O Consórcio PCJ, que agrega 43 cidades e 31 empresas que utilizam as bacias dos rios Piracicaba, Capivari e Jundiaí, que abastece o Sistema Cantareira, em São Paulo, organizou e deve implementar uma escala para captação de água. A intenção é impedir que os setores industrial, urbano e rural façam a coleta no mesmo horário, o que pode baixar ainda mais nível dos rios.


Dessa forma, haverá horários de captação diferentes para todas as categorias de usuários. A intenção é que as cidades e empresas que possuam outorga captem água em momentos diferentes, o que irá evitar retiradas em volume maior que os mananciais podem suportar.

“O uso intercalado que estamos propondo vai evitar o que está acontecendo hoje, quando o volume de água que chega na calha do rio é exatamente o que o município vai captar.

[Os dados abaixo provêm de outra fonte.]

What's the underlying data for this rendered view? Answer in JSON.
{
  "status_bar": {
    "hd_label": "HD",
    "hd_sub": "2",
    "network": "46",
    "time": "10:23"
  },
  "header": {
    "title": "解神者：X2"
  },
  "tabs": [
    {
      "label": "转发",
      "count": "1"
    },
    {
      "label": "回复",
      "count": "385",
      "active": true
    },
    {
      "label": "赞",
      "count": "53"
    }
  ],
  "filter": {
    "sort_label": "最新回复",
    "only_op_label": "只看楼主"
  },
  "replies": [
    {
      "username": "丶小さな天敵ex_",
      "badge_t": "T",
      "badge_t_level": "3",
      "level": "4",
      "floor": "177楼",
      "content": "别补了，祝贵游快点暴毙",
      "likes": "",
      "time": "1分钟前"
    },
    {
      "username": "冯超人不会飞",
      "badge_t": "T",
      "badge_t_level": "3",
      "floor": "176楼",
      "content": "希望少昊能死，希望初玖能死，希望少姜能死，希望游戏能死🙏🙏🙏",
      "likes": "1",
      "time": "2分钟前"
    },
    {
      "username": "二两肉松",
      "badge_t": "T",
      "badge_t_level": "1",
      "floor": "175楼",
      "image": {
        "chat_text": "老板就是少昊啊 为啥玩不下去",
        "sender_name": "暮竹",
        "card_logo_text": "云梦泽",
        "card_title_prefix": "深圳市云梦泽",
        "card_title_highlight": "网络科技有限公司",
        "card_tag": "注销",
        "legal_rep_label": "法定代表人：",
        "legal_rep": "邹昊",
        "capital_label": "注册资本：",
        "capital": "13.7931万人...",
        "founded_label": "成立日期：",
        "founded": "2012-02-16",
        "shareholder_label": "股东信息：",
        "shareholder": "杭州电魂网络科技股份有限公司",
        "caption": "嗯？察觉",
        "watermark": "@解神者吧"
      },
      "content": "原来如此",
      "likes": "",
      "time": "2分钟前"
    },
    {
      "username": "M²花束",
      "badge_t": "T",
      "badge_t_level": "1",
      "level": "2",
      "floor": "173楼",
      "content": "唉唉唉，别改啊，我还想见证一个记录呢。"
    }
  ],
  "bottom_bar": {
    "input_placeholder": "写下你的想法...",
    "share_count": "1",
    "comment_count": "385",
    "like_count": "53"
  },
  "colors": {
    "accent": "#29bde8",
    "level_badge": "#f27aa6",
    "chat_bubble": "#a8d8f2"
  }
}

Se ele fizer 100%, quem ficar rio abaixo não terá mais água”, disse o diretor do Consórcio PCJ, Francisco Lahoz.

Segundo o Consórcio PCJ, a determinação foi encaminhada para os consorciados.

O anúncio formal e os detalhes sobre o funcionamento do sistema serão divulgados na próxima semana.

O consórcio afirmou, ainda, que, com a ação, poderá haver menos utilização das águas dos reservatórios do Sistema Cantareira, o que pode prolongar a capacidade de abastecimento do manancial.

“Do contrário, teríamos que abrir cada vez mais as comportas do Cantareira”, disse.

Raio-x dos sistemas – Ainda segundo Lahóz, a ação teve como modelo o sistema utilizado no Ceará, mostrado pela consultora Rosana Garjulli em evento realizado pelo PCJ no mês passado.

“O uso intercalado já deveria ter sido colocado em prática há três meses. Ele permite a manutenção da vazão necessária no momento necessário. completou.

Exemplo – O professor Antonio Carlos Zuffo, especialista no setor hídrico da Unicamp (Universidade Estadual de Campinas), concorda com a medida.

Segundo ele, racionalizar o uso da água, com a escala, é a opção mais viável no momento para evitar problemas mais severos, como o desabastecimento.

“Se todas as indústrias que utilizam a água do rio, a Sanasa (empresa responsável pelo abastecimento de água em Campinas) e todas as propriedades rurais que possuem outorga retirarem a água no mesmo momento, o rio fica seco”,disse.

Desde o início do ano, choveu 300 milímetros milímetros a menos do que a média histórica na região de Campinas, que abastece o Sistema Cantareira.